You've just come home from work and you are psyched to sit down (or lay down) on the couch and watch some cable TV on your HT system. You turn on everything (with your cool universal remote or ipad) and you get a message on your TV- "Connection Error Your
HDTV does not support HDCP. Please use the YPrPb component connection
to watch TV." After you scratch your head and say to yourself "WTF", it's time to start checking your HDMI connections. The problem persists-- but you REFUSE to use component RCA cables--- After all, WHY would you do that when HDMI had been working for 5 years without a problem!! Next you call your cable provider-- they tell you to check your HDMI cables--- Duh! Finally, you just turn off your cable box, turn it back on and the problem goes away (for a few days, or even a few weeks). 
The question is - Without getting the standard response you can find on google- What REALLY causes this HDCP error message when you system has been fine for years using HDMI cables? And, is the message something generated by your TV or your cable box? I have seen the problem on different brands of TV's and different cable providers. 
Please help solve this mystery! :hissyfit:


----------



## xavier (Aug 3, 2007)

kenbola said:


> Next you call your cable provider-- they tell you to check your HDMI cables--- Duh! Finally, you just turn off your cable box, turn it back on and the problem goes away :hissyfit:


: Huh:


----------



## Infrasonic (Sep 28, 2010)

It's likely some sort of HDMI handshake issue but finding the exact cause especially if the problem is intermittent will take some time.

Is the HDMI from your cable box going to a receiver or straight to your TV? How long is the HDMI run? Is the cable run short enough that you've already tried swapping the HDMI cable(s) and the intermittent problem still persists?
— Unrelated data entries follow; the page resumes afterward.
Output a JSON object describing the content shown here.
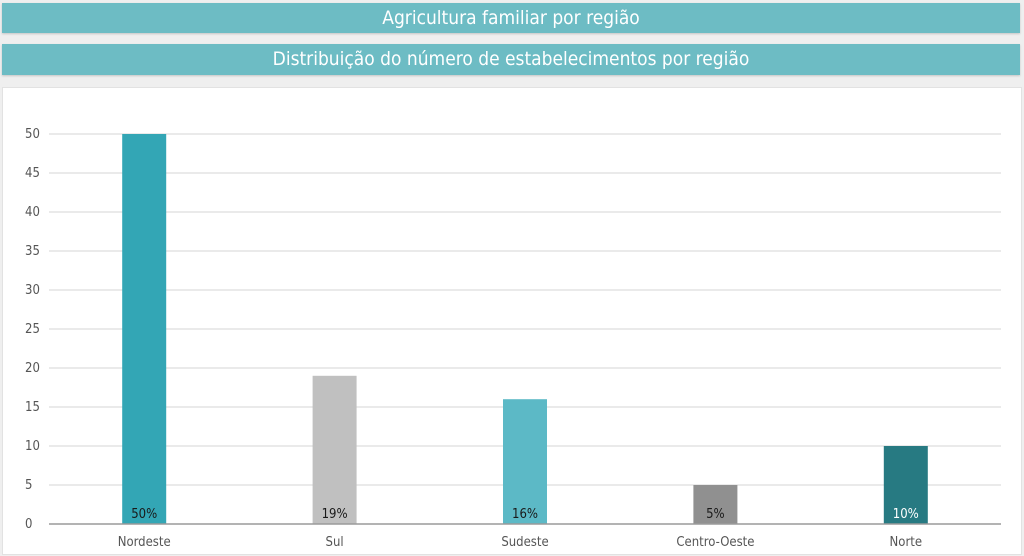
{
  "header": {
    "title": "Agricultura familiar por região"
  },
  "chart_data": {
    "type": "bar",
    "title": "Distribuição do número de estabelecimentos por região",
    "categories": [
      "Nordeste",
      "Sul",
      "Sudeste",
      "Centro-Oeste",
      "Norte"
    ],
    "values": [
      50,
      19,
      16,
      5,
      10
    ],
    "data_labels": [
      "50%",
      "19%",
      "16%",
      "5%",
      "10%"
    ],
    "colors": [
      "#33a6b5",
      "#c0c0c0",
      "#5cb9c6",
      "#909090",
      "#277a82"
    ],
    "label_colors": [
      "#1a1a1a",
      "#1a1a1a",
      "#1a1a1a",
      "#1a1a1a",
      "#ffffff"
    ],
    "ylim": [
      0,
      50
    ],
    "yticks": [
      0,
      5,
      10,
      15,
      20,
      25,
      30,
      35,
      40,
      45,
      50
    ],
    "grid": true,
    "xlabel": "",
    "ylabel": ""
  }
}
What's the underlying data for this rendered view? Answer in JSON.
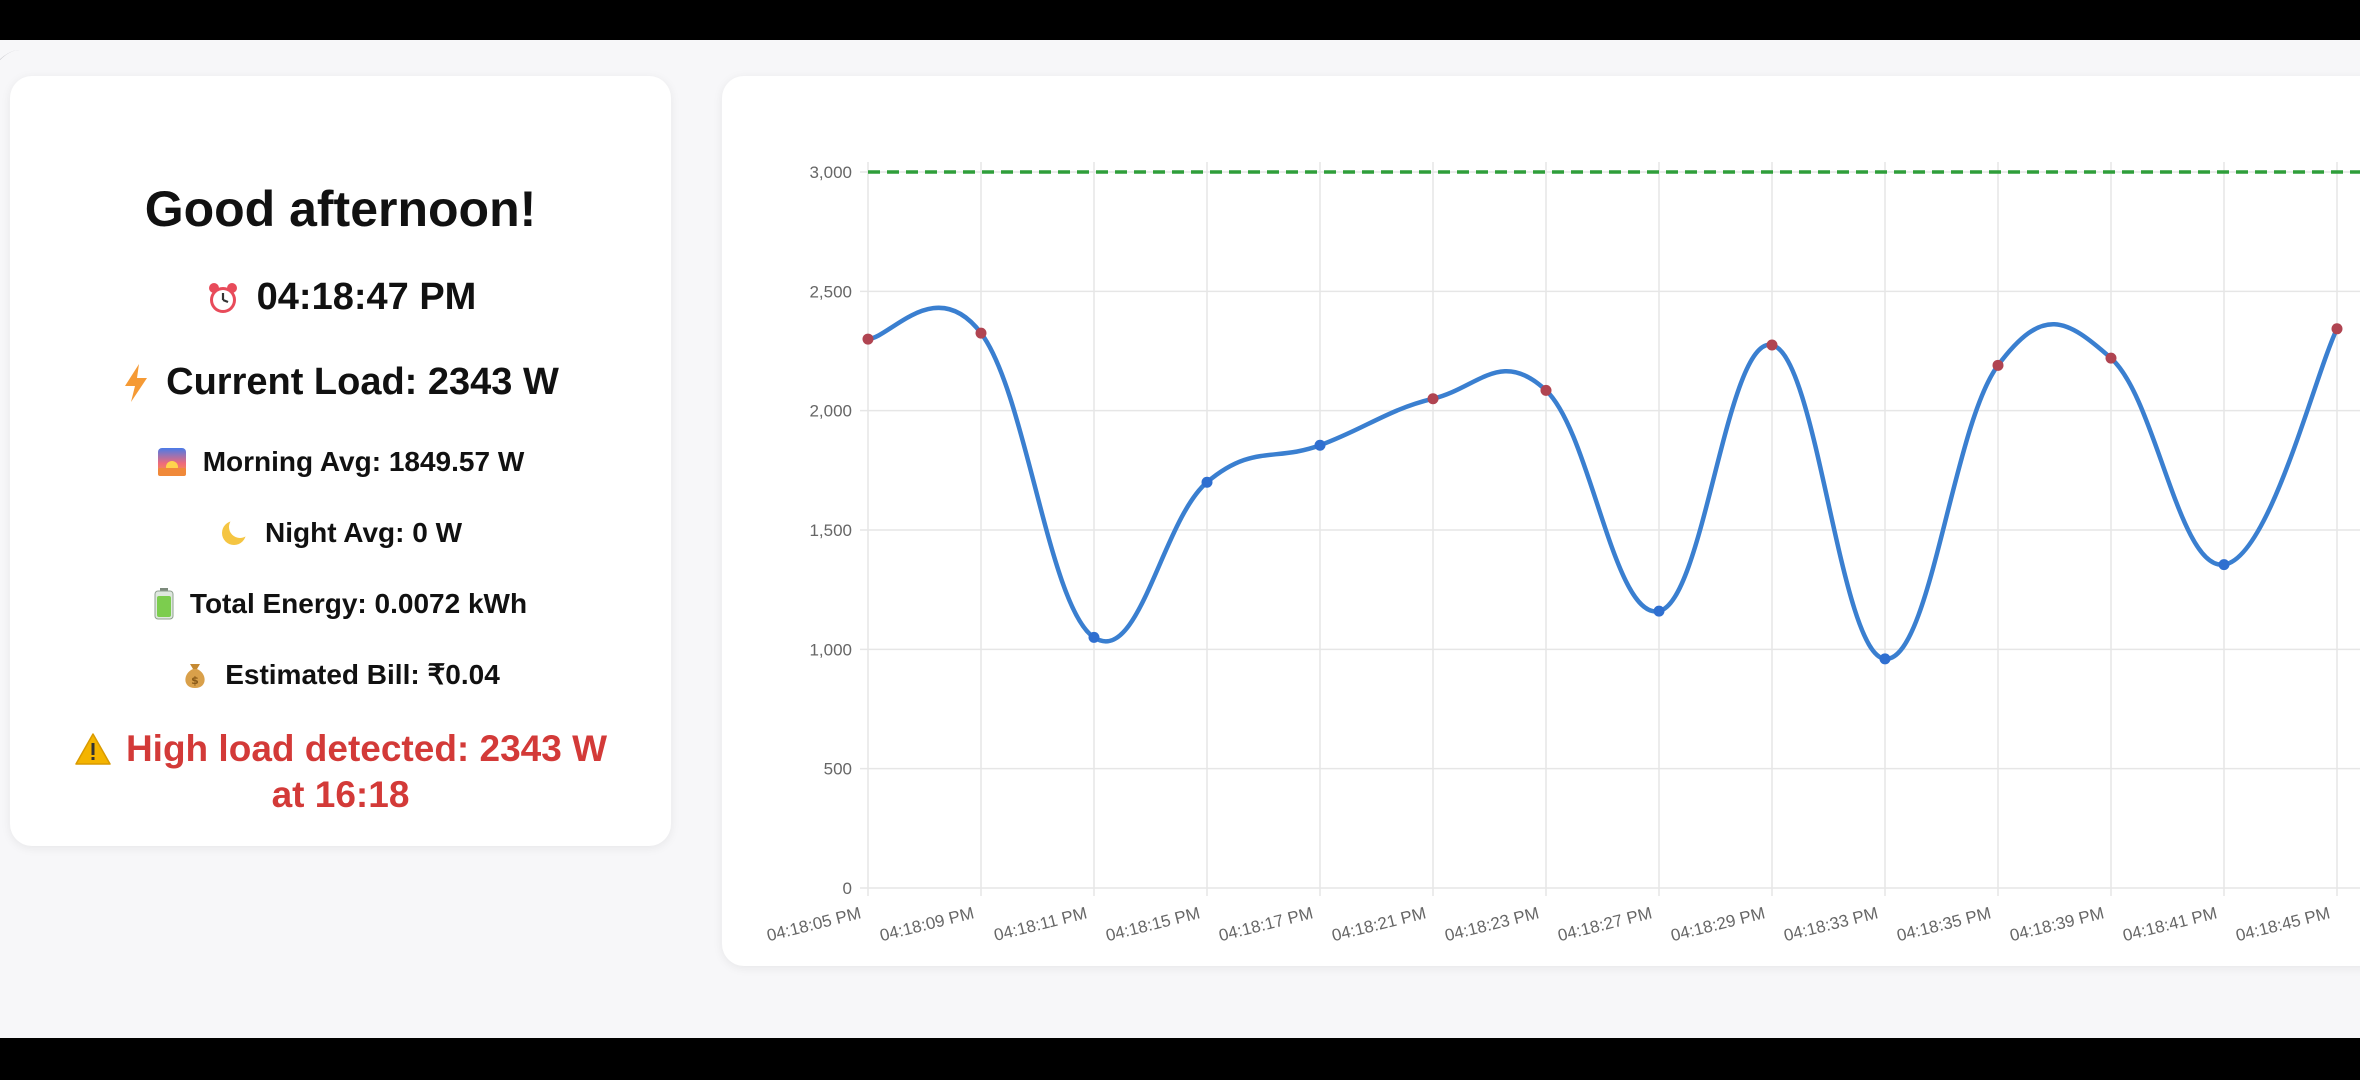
{
  "dashboard": {
    "greeting": "Good afternoon!",
    "time": "04:18:47 PM",
    "current_load": "Current Load: 2343 W",
    "morning_avg": "Morning Avg: 1849.57 W",
    "night_avg": "Night Avg: 0 W",
    "total_energy": "Total Energy: 0.0072 kWh",
    "estimated_bill": "Estimated Bill: ₹0.04",
    "alert_line1": "High load detected: 2343 W",
    "alert_line2": "at 16:18",
    "icons": {
      "time": "alarm-clock-icon",
      "load": "lightning-icon",
      "morning": "sunrise-icon",
      "night": "crescent-moon-icon",
      "energy": "battery-icon",
      "bill": "money-bag-icon",
      "alert": "warning-icon"
    }
  },
  "chart_data": {
    "type": "line",
    "categories": [
      "04:18:05 PM",
      "04:18:09 PM",
      "04:18:11 PM",
      "04:18:15 PM",
      "04:18:17 PM",
      "04:18:21 PM",
      "04:18:23 PM",
      "04:18:27 PM",
      "04:18:29 PM",
      "04:18:33 PM",
      "04:18:35 PM",
      "04:18:39 PM",
      "04:18:41 PM",
      "04:18:45 PM"
    ],
    "series": [
      {
        "values": [
          2300,
          2325,
          1050,
          1700,
          1855,
          2050,
          2085,
          1160,
          2275,
          960,
          2190,
          2220,
          1355,
          2343
        ],
        "color": "#3a7fd0",
        "point_colors": [
          "#b04451",
          "#b04451",
          "#2f6fd0",
          "#2f6fd0",
          "#2f6fd0",
          "#b04451",
          "#b04451",
          "#2f6fd0",
          "#b04451",
          "#2f6fd0",
          "#b04451",
          "#b04451",
          "#2f6fd0",
          "#b04451"
        ]
      }
    ],
    "threshold": {
      "value": 3000,
      "color": "#2f9e3a"
    },
    "ylim": [
      0,
      3000
    ],
    "yticks": [
      0,
      500,
      1000,
      1500,
      2000,
      2500,
      3000
    ],
    "ytick_labels": [
      "0",
      "500",
      "1,000",
      "1,500",
      "2,000",
      "2,500",
      "3,000"
    ],
    "grid": true,
    "title": "",
    "xlabel": "",
    "ylabel": ""
  }
}
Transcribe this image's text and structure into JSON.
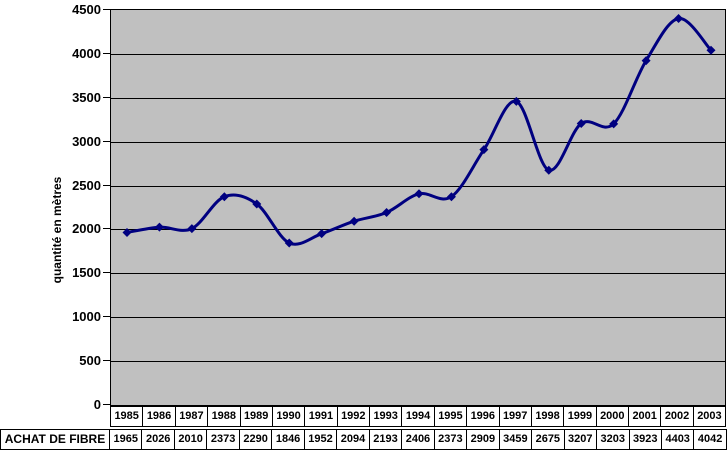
{
  "chart": {
    "plot_bg_color": "#c0c0c0",
    "grid_color": "#000000",
    "line_color": "#000080",
    "marker": "diamond-icon"
  },
  "chart_data": {
    "type": "line",
    "title": "",
    "series_name": "ACHAT DE FIBRE",
    "ylabel": "quantité en mètres",
    "xlabel": "",
    "categories": [
      "1985",
      "1986",
      "1987",
      "1988",
      "1989",
      "1990",
      "1991",
      "1992",
      "1993",
      "1994",
      "1995",
      "1996",
      "1997",
      "1998",
      "1999",
      "2000",
      "2001",
      "2002",
      "2003"
    ],
    "values": [
      1965,
      2026,
      2010,
      2373,
      2290,
      1846,
      1952,
      2094,
      2193,
      2406,
      2373,
      2909,
      3459,
      2675,
      3207,
      3203,
      3923,
      4403,
      4042
    ],
    "ylim": [
      0,
      4500
    ],
    "y_tick_step": 500,
    "y_tick_labels": [
      "4500",
      "4000",
      "3500",
      "3000",
      "2500",
      "2000",
      "1500",
      "1000",
      "500",
      "0"
    ],
    "grid": "horizontal",
    "legend": "none",
    "smoothed": true
  }
}
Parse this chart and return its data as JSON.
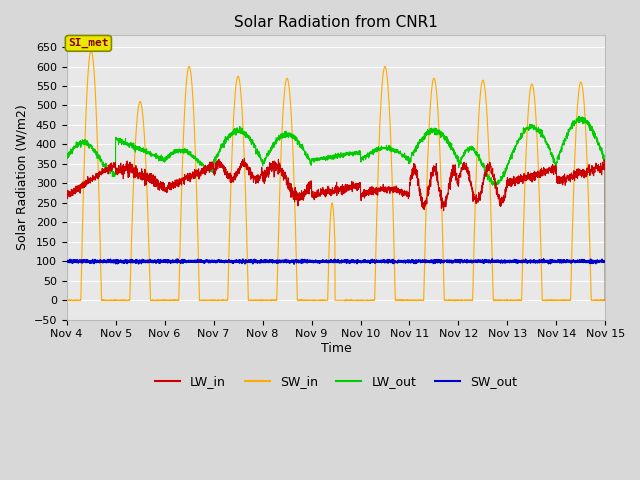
{
  "title": "Solar Radiation from CNR1",
  "xlabel": "Time",
  "ylabel": "Solar Radiation (W/m2)",
  "ylim": [
    -50,
    680
  ],
  "yticks": [
    -50,
    0,
    50,
    100,
    150,
    200,
    250,
    300,
    350,
    400,
    450,
    500,
    550,
    600,
    650
  ],
  "xtick_labels": [
    "Nov 4",
    "Nov 5",
    "Nov 6",
    "Nov 7",
    "Nov 8",
    "Nov 9",
    "Nov 10",
    "Nov 11",
    "Nov 12",
    "Nov 13",
    "Nov 14",
    "Nov 15"
  ],
  "fig_bg_color": "#d8d8d8",
  "plot_bg_color": "#e8e8e8",
  "grid_color": "#ffffff",
  "annotation_text": "SI_met",
  "annotation_box_facecolor": "#e8e800",
  "annotation_box_edgecolor": "#888800",
  "annotation_text_color": "#880000",
  "colors": {
    "LW_in": "#cc0000",
    "SW_in": "#ffaa00",
    "LW_out": "#00cc00",
    "SW_out": "#0000cc"
  },
  "legend_labels": [
    "LW_in",
    "SW_in",
    "LW_out",
    "SW_out"
  ],
  "figsize": [
    6.4,
    4.8
  ],
  "dpi": 100
}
New 6ft cables can be had for $2-5 at a local Fry's or Monoprice.com and I'd recommend swapping out any that are in-between your cable box and TV first then see if you still are having issues.


----------



## fmw (Aug 11, 2013)

I believe Infrasonic is correct. I get this quite often on the NFL and MLB channels on DirecTV - but only on the multi room box in the bedroom. I fix it by unplugging the hdmi cable at one end and plugging it back in. That fixes it anywhere from a day to a couple of weeks until it happens again. No cable swapping has ever made it go away permanently. Modern technology isn't always bombproof.


----------